Right to Education Act (RTE Act 2009) became applicable in Jammu and Kashmir after article 370 was repealed. Infact, J&K had also taken several measures in the past on education especially when Maharaja Hari Singh was the ruler of Kashmir. He had introduced Jabri schools, where children would be taken forcibly. Infact, Sheikh Mohammad Abdullah also continued to run those Jabri schools when he ruled J&K from 1948 to 1953.

The J&K School Education Department hasn’t come up with the rules that would enable the Directorate of School Education Kashmir and Jammu to enforce the RTE Act, especially its section Section 12. The section 12 (1) (c) of the RTE Act enables students from economically weaker sections (EWS) to take admission in Private Schools and their fees would be reimbursed by the Govt. In all the Private Schools except Minority Institutions there is a provision of 25 % reservation in admissions to children belonging to economically weaker sections (EWS) and disadvantaged groups.

The State of the Nation 2015 report by IIM Ahmedabad, (based on official data obtained from the District Information System for Education) puts the total number of seats under this provision as 1.6 crore over the next eight years (about 20 lakh seats per year). This means that there is a huge untapped RTE potential with respect to economically weaker sections (EWS category). Many states including J&K are yet to fulfill their obligations to their children from weaker sections of society.

It was hoped that post article 370 abrogation J&K Govt would give the benefits of RTE Act 2009 to economically weaker sections of society but that isn’t happening. Recently, I highlighted this issue again in my weekly Inkishaf and specifically explained the non implementation section 12 (1 ) (c) which enables students from lower income groups to get admission in private schools.
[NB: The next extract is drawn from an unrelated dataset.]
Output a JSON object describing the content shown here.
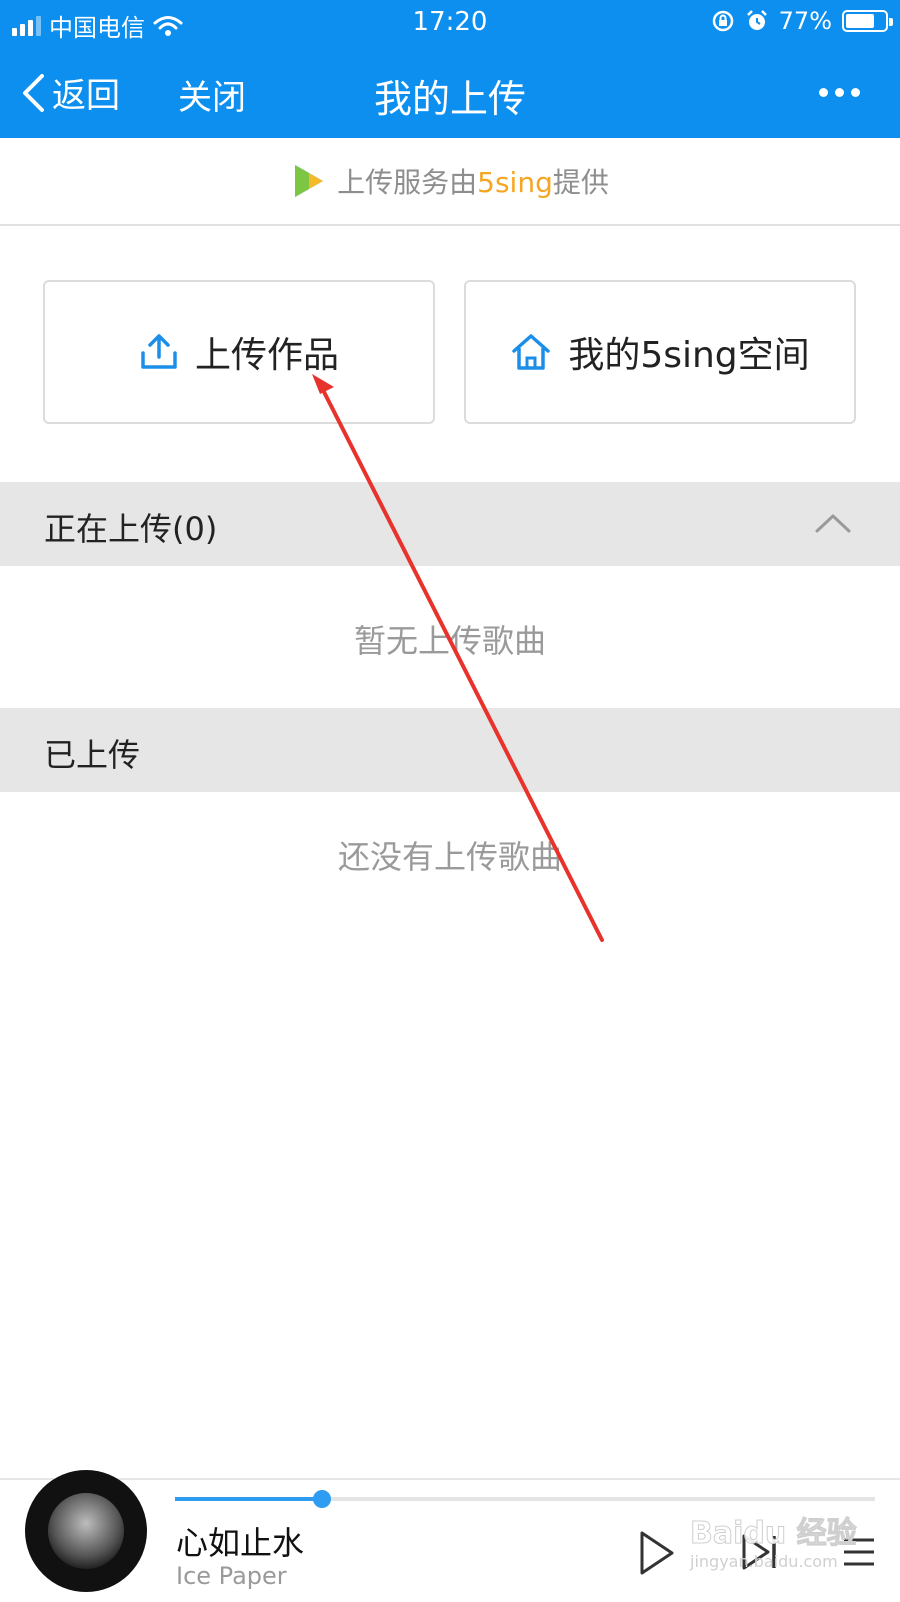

Before meeting the Union Home Minister in November 2022, I had the apprehension that the Govt of India was deliberate in not enforcing the central laws like LARR Act 2013 , Forest Rights Act (FRA) , RTE Act or RTI Act in J&K. However, when Mr Amit Shah gave a clear cut direction to the administration sitting in the Rajbhavan meeting hall that all laws should be enforced in letter and spirit, it gave me great hope.

The Home Minister was very responsive to my suggestions and asked me to meet the LG Mr Manoj Sinha who was sitting next to him. After we finished the meeting, Lt Governor (LG) Mr Manoj Sinha signaled his team to note down my contact details. An officer noted down my contact number but till date I never got a chance to give my feedback to the LG about the non-implementation of central laws. I am hopeful that this write-up will reach LG Mr Manoj Sinha and he would call a meeting about the implementation of progressive central laws, especially Right to Education Act to be enforced into toto, particularly focusing on the implementation of the section 12 (1) (c) of this act.